Tomas Mega, U.S. correspondent     

Liberals thought the re-election of a Democratic President, a U.S. Senate majority and increasing Democratic numbers in the U.S. House of Representatives all meant good things for the rights of American women. 

Not so. With 30 states having Republican governors, and 27 states with Republican led legislatures, the post-2012 Presidential election cycle has begun with many state legislatures launching some of the most comprehensive assaults on the reproductive rights of women.  And it’s just not abortion that is in their crosshairs.  Restricting contraception, cutting off funding for Planned Parenthood, state mandated and medically unnecessary ultrasounds, and demands that women tell employers who provide their health insurance why they want birth control are all items on the minds of conservatives and conservative controlled state legislatures.

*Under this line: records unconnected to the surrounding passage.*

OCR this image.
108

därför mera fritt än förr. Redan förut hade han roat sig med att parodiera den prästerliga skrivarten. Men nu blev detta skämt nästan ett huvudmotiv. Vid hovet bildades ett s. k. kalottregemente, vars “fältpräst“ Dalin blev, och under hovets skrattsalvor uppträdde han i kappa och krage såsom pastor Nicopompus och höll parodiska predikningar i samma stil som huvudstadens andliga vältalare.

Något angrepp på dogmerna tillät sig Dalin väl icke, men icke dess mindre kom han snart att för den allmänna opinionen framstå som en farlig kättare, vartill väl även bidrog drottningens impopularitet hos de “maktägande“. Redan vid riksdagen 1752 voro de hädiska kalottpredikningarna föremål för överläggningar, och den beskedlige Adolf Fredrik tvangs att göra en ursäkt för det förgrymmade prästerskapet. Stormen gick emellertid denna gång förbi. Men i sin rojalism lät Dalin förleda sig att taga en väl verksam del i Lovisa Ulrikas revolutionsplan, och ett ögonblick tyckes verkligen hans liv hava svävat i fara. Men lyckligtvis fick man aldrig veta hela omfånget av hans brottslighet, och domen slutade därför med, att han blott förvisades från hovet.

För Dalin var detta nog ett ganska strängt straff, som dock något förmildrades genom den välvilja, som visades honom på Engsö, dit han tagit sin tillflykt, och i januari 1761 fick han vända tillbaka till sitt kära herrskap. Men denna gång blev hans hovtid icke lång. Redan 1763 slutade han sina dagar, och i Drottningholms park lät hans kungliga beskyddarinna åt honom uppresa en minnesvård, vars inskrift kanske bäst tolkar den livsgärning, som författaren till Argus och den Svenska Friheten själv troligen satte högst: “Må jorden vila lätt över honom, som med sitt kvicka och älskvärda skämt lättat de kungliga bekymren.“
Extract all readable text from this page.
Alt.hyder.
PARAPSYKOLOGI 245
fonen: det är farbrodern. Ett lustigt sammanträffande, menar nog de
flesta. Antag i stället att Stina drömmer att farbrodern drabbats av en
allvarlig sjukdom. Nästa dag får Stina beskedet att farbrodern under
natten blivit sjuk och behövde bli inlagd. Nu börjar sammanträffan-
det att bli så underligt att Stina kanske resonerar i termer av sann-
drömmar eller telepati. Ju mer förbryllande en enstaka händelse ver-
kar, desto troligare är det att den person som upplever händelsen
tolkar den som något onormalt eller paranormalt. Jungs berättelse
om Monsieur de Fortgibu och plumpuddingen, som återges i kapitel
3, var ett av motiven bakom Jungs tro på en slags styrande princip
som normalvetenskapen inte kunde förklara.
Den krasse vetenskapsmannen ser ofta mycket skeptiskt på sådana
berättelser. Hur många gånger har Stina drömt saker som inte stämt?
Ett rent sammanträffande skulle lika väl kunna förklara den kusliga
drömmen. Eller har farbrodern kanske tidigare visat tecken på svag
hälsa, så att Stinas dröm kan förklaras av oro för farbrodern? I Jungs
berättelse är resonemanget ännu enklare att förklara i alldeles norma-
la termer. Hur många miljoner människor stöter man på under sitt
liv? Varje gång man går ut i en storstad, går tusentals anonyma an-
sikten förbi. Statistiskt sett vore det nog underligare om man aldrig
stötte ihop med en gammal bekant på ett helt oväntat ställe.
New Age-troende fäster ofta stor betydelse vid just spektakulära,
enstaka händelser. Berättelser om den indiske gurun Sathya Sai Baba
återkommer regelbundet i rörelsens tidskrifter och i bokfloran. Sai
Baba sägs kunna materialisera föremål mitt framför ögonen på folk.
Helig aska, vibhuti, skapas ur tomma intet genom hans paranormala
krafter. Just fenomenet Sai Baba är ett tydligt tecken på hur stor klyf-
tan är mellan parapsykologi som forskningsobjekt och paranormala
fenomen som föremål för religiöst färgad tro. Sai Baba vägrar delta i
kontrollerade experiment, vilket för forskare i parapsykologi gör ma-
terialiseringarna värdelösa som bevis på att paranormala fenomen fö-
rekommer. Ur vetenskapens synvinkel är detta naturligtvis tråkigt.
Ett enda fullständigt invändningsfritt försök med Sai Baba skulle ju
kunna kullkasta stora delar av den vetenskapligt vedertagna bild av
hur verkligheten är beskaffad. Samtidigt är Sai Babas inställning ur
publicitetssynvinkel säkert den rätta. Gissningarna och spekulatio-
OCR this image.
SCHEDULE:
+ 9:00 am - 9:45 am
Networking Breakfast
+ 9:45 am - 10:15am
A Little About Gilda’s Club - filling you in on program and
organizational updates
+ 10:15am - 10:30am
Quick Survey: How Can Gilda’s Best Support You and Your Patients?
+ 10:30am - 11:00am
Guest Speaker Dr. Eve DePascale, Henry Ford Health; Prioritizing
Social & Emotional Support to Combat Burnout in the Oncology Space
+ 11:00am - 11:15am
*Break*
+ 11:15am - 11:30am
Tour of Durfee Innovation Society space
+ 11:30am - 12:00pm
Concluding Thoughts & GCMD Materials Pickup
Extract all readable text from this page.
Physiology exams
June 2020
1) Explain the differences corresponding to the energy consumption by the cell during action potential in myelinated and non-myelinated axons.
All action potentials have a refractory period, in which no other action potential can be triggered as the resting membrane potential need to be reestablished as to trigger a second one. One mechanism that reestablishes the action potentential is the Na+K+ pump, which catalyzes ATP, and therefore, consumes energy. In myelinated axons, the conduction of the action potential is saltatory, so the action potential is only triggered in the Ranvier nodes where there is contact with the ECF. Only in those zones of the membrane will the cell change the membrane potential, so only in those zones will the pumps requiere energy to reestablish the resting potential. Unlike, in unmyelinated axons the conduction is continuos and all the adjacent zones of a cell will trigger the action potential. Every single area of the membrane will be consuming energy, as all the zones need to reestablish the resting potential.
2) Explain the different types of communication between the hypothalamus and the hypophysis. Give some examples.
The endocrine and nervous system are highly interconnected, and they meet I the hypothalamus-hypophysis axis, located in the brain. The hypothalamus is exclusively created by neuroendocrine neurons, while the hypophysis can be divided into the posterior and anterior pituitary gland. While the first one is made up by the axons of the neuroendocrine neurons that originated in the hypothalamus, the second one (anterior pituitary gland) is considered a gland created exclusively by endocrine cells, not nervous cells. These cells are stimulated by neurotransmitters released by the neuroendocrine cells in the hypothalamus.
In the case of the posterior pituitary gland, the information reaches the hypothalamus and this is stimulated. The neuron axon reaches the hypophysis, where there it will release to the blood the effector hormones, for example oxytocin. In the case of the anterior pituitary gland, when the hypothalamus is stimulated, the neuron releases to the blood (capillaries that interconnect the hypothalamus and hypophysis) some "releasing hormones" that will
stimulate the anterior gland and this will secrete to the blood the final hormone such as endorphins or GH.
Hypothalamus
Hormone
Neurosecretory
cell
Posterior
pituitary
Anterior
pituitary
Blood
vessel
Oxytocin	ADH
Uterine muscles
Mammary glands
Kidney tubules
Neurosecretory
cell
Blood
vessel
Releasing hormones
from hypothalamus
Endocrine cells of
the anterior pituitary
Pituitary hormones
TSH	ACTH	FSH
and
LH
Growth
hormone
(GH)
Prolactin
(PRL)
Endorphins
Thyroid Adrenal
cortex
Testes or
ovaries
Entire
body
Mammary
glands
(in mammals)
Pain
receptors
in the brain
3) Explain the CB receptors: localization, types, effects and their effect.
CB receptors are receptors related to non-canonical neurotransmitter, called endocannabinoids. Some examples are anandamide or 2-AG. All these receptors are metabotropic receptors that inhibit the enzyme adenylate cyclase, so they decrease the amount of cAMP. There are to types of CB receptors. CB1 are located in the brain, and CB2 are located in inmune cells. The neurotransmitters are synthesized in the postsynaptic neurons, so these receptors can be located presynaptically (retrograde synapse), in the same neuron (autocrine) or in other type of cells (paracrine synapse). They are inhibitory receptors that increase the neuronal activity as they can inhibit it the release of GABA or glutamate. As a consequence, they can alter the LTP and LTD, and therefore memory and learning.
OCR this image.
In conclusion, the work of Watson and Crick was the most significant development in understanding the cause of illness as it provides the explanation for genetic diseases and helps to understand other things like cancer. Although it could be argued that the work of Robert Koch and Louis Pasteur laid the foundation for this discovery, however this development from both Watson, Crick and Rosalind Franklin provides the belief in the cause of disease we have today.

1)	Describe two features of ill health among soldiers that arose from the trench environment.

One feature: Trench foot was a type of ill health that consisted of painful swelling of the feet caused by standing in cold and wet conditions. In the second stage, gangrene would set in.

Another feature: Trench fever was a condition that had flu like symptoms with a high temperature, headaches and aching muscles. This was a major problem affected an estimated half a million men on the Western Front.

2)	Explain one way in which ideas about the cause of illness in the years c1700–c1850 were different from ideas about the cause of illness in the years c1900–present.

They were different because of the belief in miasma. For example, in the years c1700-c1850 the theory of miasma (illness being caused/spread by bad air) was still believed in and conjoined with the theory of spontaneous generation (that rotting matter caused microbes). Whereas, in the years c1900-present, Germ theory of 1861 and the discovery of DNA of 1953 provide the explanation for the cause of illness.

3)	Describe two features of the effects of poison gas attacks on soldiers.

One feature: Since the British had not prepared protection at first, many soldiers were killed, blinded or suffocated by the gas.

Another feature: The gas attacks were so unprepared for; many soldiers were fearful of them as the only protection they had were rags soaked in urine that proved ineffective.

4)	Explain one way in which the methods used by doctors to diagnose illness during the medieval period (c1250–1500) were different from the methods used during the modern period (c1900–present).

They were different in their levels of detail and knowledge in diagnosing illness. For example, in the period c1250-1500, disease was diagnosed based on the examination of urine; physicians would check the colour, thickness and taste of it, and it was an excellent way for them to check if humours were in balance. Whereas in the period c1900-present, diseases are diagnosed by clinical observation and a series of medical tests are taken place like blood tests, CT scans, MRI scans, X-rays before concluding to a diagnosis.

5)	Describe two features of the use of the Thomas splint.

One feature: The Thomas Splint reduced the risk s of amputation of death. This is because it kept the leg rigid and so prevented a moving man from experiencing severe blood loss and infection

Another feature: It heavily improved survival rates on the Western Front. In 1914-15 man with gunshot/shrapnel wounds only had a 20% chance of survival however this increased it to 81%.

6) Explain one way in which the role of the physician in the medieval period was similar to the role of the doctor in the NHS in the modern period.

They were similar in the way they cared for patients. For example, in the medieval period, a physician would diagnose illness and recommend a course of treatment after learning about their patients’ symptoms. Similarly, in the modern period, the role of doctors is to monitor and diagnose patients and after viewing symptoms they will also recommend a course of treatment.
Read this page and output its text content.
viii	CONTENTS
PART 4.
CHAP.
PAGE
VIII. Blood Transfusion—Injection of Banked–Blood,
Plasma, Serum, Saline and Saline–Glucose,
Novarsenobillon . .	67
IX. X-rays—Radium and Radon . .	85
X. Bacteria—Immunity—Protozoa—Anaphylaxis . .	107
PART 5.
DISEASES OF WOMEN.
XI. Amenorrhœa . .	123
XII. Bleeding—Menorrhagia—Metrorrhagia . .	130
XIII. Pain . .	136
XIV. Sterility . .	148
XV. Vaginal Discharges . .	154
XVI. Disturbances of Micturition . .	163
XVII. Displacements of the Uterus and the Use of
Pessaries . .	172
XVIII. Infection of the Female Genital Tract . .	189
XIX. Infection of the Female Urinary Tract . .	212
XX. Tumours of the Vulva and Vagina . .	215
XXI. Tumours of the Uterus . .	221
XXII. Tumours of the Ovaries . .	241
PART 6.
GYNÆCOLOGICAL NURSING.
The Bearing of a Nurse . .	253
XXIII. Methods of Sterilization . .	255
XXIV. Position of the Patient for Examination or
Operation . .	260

Abortion gets the bulk of media attention, with states like Arkansas and North Dakota having passed some of the most restrictive abortion laws in America.  Voters in North Dakota will decide on a ‘personhood’ amendment to the state constitution, which maintains that a fertilized egg has the same rights as a person.   Alabama, Mississippi, Kentucky and other states have been advancing bills that would further restrict a women’s ability to make decisions regarding her reproductive life.

But it doesn’t end there.  Even after a women died in hospital in Ireland because doctors refused to provide a life-saving abortion, the Michigan state senate passed a bill that could allow hospitals to use religion to discriminate in providing health care services, including emergencies.  In Texas, 50 family planning clinics have closed which were publically funded, providing services such as pap smears, cervical exams and contraception.

Planned Parenthood, a non-profit providing reproductive health and maternal and child health services, continues to be a target of Conservatives who want to end all Federal funding, because, according to Planned Parenthood’s own numbers, 3% of their services are abortion related.  What’s most bizarre about the attack on Planned Parenthood is that by law, Federal funds cannot be allocated to abortion services.  Conservatives seem intent on punishing women for 97% of the non-abortion health services Planned Parenthood provides with help from those Federal funds.

Republican legislature elation in attacking the rights of women has carried over to the National stage.  On March 15th, U.S. Senator Rand Paul, springtime’s hottest sweetheart of Conservative politics, introduced a bill titled the “Life at Conception” act.  The Senator’s office said that the bill would “implement equal protection under the 14th Amendment for the right to life of each born and unborn human.”

What should worry women regardless of their political affiliation is that these are not debates about public health policy.  They are rooted in politics.  As a Texas Republican legislator stated in 2012, what is happening are the objectives of Pro-Life legislatures.  Indeed. You get what you elect.

Men should worry too.  When women who cannot afford more children have more children, it affects everyone.  The cost of unplanned pregnancies is huge.  Sexually transmitted diseases increase, Medicaid costs increase, health care costs increase.  Such measures disproportionately affect the poor.  If you are one of the estimated 17 million women in the USA who do not have health insurance, loss of these publically funded services can be devastating.   Women and men both lose their ability to plan and decide on the size of their family.  Unwanted pregnancies bring more children into poverty-stricken families.

Other than legal battles over the constitutionality of such Draconian laws, there is little the Obama administration can do to impede state legislation.  And states like North Dakota, rolling in rich oil money revenues, are well positioned to undertake costly legal battles.  They have an estimated $2 billion dollar budget surplus, thanks to their oil wealth.

Conservatives may have lost the Presidential election and failed to gain control of the U.S. Senate, but their majority in state legislatures has encouraged them to discipline women, 55% of who voted for Barack Obama.

It is often said that all politics is ‘local.’  It is the dichotomy of American politics that the majority of Americans voted Democratic in a Presidential election, yet the preponderance of state legislatures are Republican controlled.  Until women recognize the importance and impact of local politics on their lives and their choices, the war on women seems destined to gain momentum.